DALLAS – An investigational device that couples laser spectroscopy with a machine-learning algorithm demonstrated a high sensitivity and specificity for discriminating skin cancers from benign lesions in real time, results from a single-center study showed.
“More than 5.4 million cases of nonmelanoma skin cancer were treated in 2012, but the accuracy of skin cancer screening prior to biopsy is pretty low, about 70%, and is individual dependent,” lead study author, said at the annual conference of the American Society for Laser Medicine and Surgery. “There have been several in vivo skin cancer screening devices based on noninvasive techniques such as multispectral imaging, Raman spectroscopy, and electrical impedance spectroscopy, but their diagnostic accuracies were not sufficient for clinical use and could not be applied in real time.”
For the single-site study, carried out in Australia, the researchers collected 502 emission spectra from skin cancers confirmed with biopsy results. They also collected 1,429 emission spectra from benign lesions. They achieved a sensitivity of 92% and a specificity of 90% out of 1,931 spectral data sets. No adverse events occurred and no microscopic damage of the irradiated skin was observed.

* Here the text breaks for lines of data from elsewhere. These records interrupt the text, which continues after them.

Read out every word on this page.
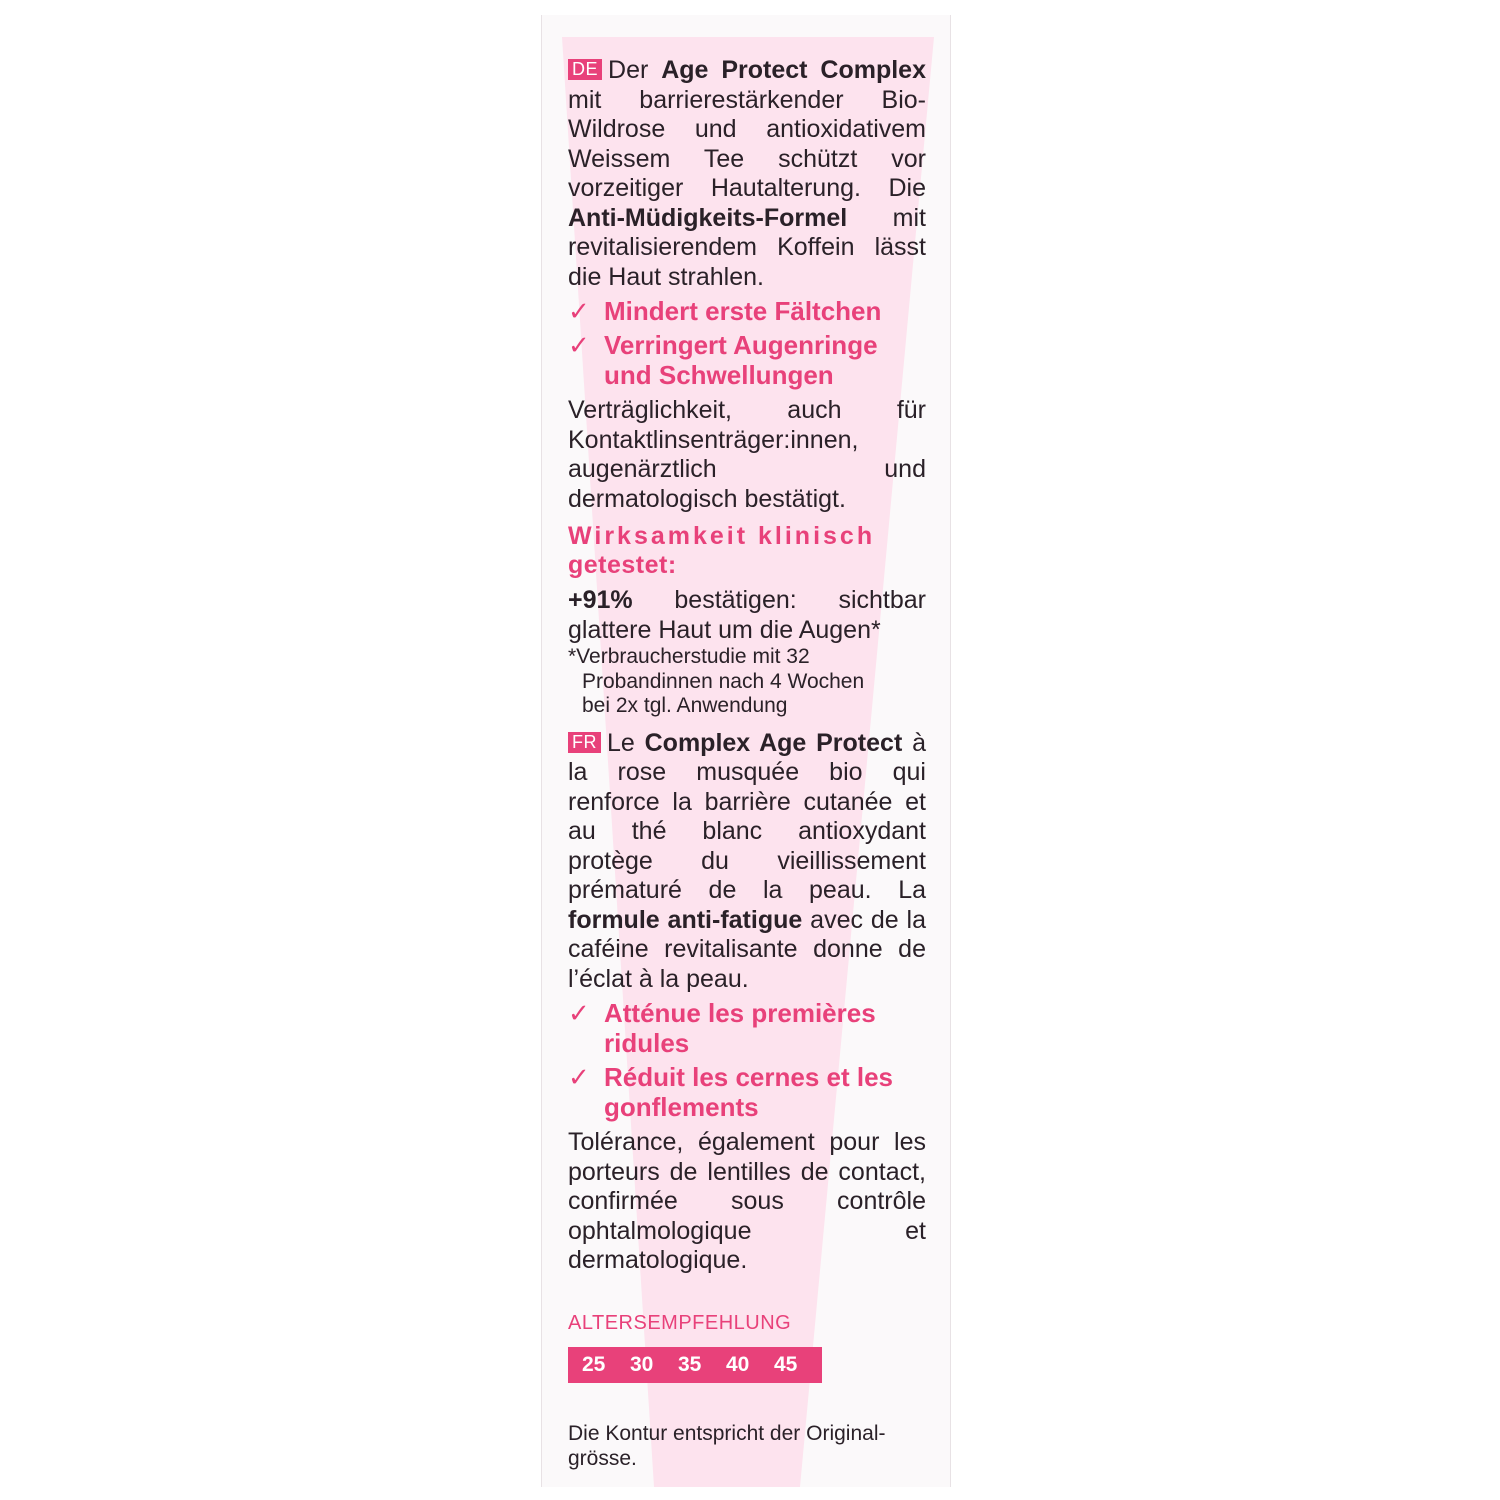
DE Der Age Protect Complex mit barrierestärkender Bio-Wildrose und antioxidativem Weissem Tee schützt vor vorzeitiger Hautalterung. Die Anti-Müdigkeits-Formel mit revitalisierendem Koffein lässt die Haut strahlen.

✓ Mindert erste Fältchen
✓ Verringert Augenringe und Schwellungen

Verträglichkeit, auch für Kontaktlinsenträger:innen, augenärztlich und dermatologisch bestätigt.

Wirksamkeit klinisch
getestet:

+91% bestätigen: sichtbar glattere Haut um die Augen*

*Verbraucherstudie mit 32

Probandinnen nach 4 Wochen

bei 2x tgl. Anwendung

FR Le Complex Age Protect à la rose musquée bio qui renforce la barrière cutanée et au thé blanc antioxydant protège du vieillissement prématuré de la peau. La formule anti-fatigue avec de la caféine revitalisante donne de l’éclat à la peau.

✓ Atténue les premières ridules
✓ Réduit les cernes et les gonflements

Tolérance, également pour les porteurs de lentilles de contact, confirmée sous contrôle ophtalmologique et dermatologique.

ALTERSEMPFEHLUNG
25	30	35	40	45
Die Kontur entspricht der Original-grösse.
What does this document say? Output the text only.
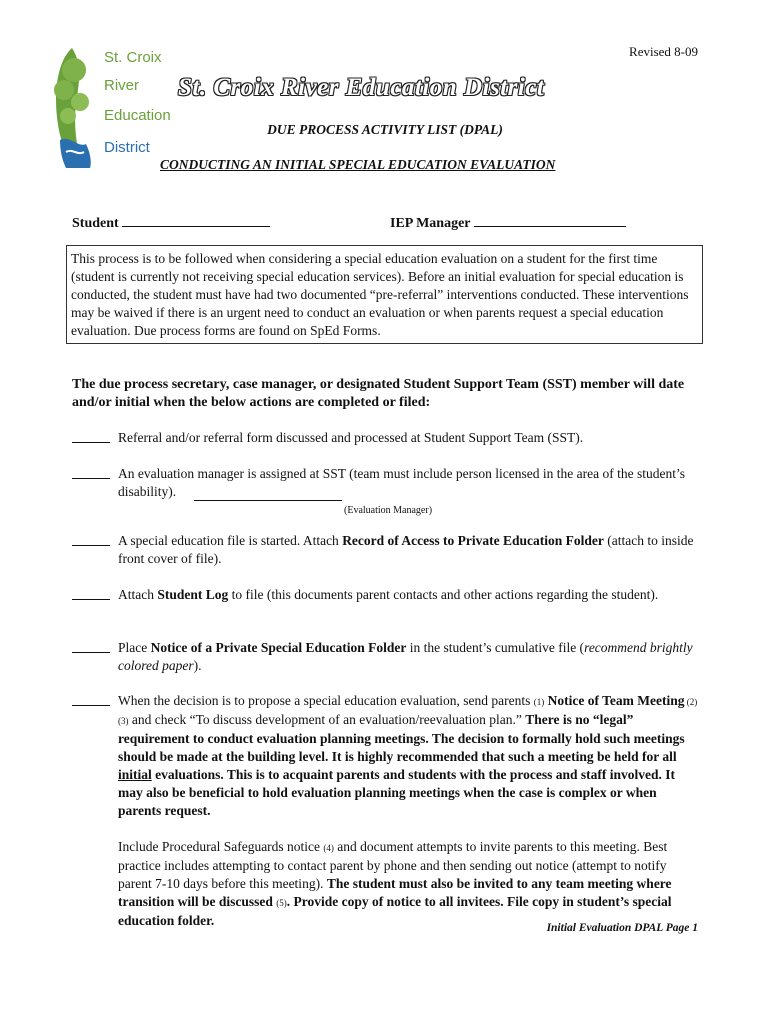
St. Croix
River
Education
District
Revised 8-09
St. Croix River Education District
DUE PROCESS ACTIVITY LIST (DPAL)
CONDUCTING AN INITIAL SPECIAL EDUCATION EVALUATION
Student	IEP Manager
This process is to be followed when considering a special education evaluation on a student for the first time (student is currently not receiving special education services). Before an initial evaluation for special education is conducted, the student must have had two documented “pre-referral” interventions conducted. These interventions may be waived if there is an urgent need to conduct an evaluation or when parents request a special education evaluation. Due process forms are found on SpEd Forms.
The due process secretary, case manager, or designated Student Support Team (SST) member will date and/or initial when the below actions are completed or filed:
Referral and/or referral form discussed and processed at Student Support Team (SST).
An evaluation manager is assigned at SST (team must include person licensed in the area of the student’s disability).
(Evaluation Manager)
A special education file is started. Attach Record of Access to Private Education Folder (attach to inside front cover of file).
Attach Student Log to file (this documents parent contacts and other actions regarding the student).
Place Notice of a Private Special Education Folder in the student’s cumulative file (recommend brightly colored paper).
When the decision is to propose a special education evaluation, send parents (1) Notice of Team Meeting (2) (3) and check “To discuss development of an evaluation/reevaluation plan.” There is no “legal” requirement to conduct evaluation planning meetings. The decision to formally hold such meetings should be made at the building level. It is highly recommended that such a meeting be held for all initial evaluations. This is to acquaint parents and students with the process and staff involved. It may also be beneficial to hold evaluation planning meetings when the case is complex or when parents request.
Include Procedural Safeguards notice (4) and document attempts to invite parents to this meeting. Best practice includes attempting to contact parent by phone and then sending out notice (attempt to notify parent 7-10 days before this meeting). The student must also be invited to any team meeting where transition will be discussed (5). Provide copy of notice to all invitees. File copy in student’s special education folder.	Initial Evaluation DPAL Page 1
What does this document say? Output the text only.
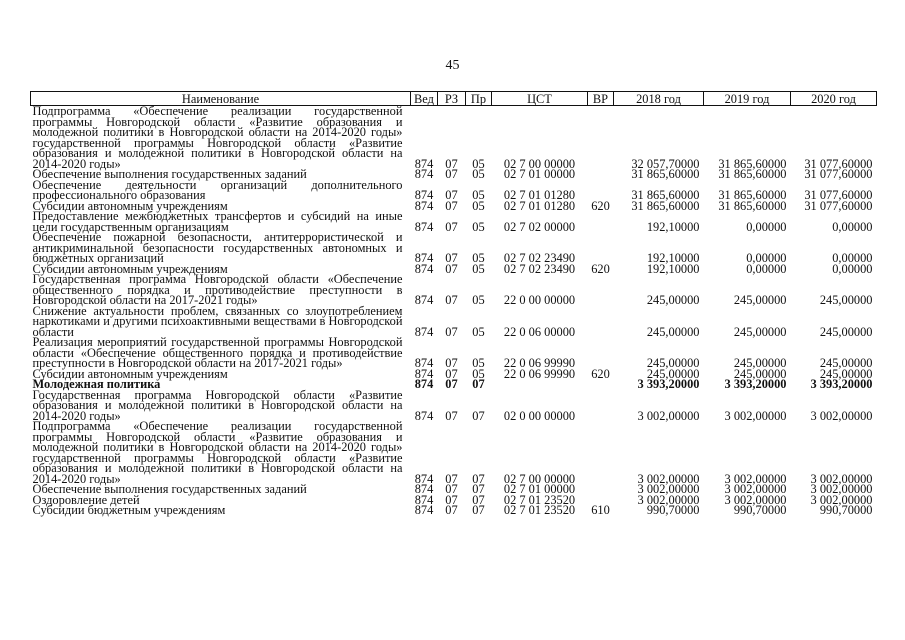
45
Наименование	Вед	РЗ	Пр	ЦСТ	ВР	2018 год	2019 год	2020 год
Подпрограмма «Обеспечение реализации государственной программы Новгородской области «Развитие образования и молодежной политики в Новгородской области на 2014-2020 годы» государственной программы Новгородской области «Развитие образования и молодежной политики в Новгородской области на 2014-2020 годы»	874	07	05	02 7 00 00000		32 057,70000	31 865,60000	31 077,60000
Обеспечение выполнения государственных заданий	874	07	05	02 7 01 00000		31 865,60000	31 865,60000	31 077,60000
Обеспечение деятельности организаций дополнительного профессионального образования	874	07	05	02 7 01 01280		31 865,60000	31 865,60000	31 077,60000
Субсидии автономным учреждениям	874	07	05	02 7 01 01280	620	31 865,60000	31 865,60000	31 077,60000
Предоставление межбюджетных трансфертов и субсидий на иные цели государственным организациям	874	07	05	02 7 02 00000		192,10000	0,00000	0,00000
Обеспечение пожарной безопасности, антитеррористической и антикриминальной безопасности государственных автономных и бюджетных организаций	874	07	05	02 7 02 23490		192,10000	0,00000	0,00000
Субсидии автономным учреждениям	874	07	05	02 7 02 23490	620	192,10000	0,00000	0,00000
Государственная программа Новгородской области «Обеспечение общественного порядка и противодействие преступности в Новгородской области на 2017-2021 годы»	874	07	05	22 0 00 00000		245,00000	245,00000	245,00000
Снижение актуальности проблем, связанных со злоупотреблением наркотиками и другими психоактивными веществами в Новгородской области	874	07	05	22 0 06 00000		245,00000	245,00000	245,00000
Реализация мероприятий государственной программы Новгородской области «Обеспечение общественного порядка и противодействие преступности в Новгородской области на 2017-2021 годы»	874	07	05	22 0 06 99990		245,00000	245,00000	245,00000
Субсидии автономным учреждениям	874	07	05	22 0 06 99990	620	245,00000	245,00000	245,00000
Молодежная политика	874	07	07			3 393,20000	3 393,20000	3 393,20000
Государственная программа Новгородской области «Развитие образования и молодежной политики в Новгородской области на 2014-2020 годы»	874	07	07	02 0 00 00000		3 002,00000	3 002,00000	3 002,00000
Подпрограмма «Обеспечение реализации государственной программы Новгородской области «Развитие образования и молодежной политики в Новгородской области на 2014-2020 годы» государственной программы Новгородской области «Развитие образования и молодежной политики в Новгородской области на 2014-2020 годы»	874	07	07	02 7 00 00000		3 002,00000	3 002,00000	3 002,00000
Обеспечение выполнения государственных заданий	874	07	07	02 7 01 00000		3 002,00000	3 002,00000	3 002,00000
Оздоровление детей	874	07	07	02 7 01 23520		3 002,00000	3 002,00000	3 002,00000
Субсидии бюджетным учреждениям	874	07	07	02 7 01 23520	610	990,70000	990,70000	990,70000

“Pathologic diagnosis-based cancer detection is considered to be time- and labor-consuming, and can sometimes be individual dependent,” Dr. Pyun said. “Our real-time, noninvasive, in vivo skin cancer detection device demonstrated a high sensitivity and specificity for discriminating skin cancers from benign lesions.” He added that the device could be helpful in office-based cancer screening and real-time, on-site cancer detection during skin cancer surgeries.
Larger, multicenter studies of the device are being planned. Dr. Pyun holds ownership interests with Speclipse, and is an employee of the company.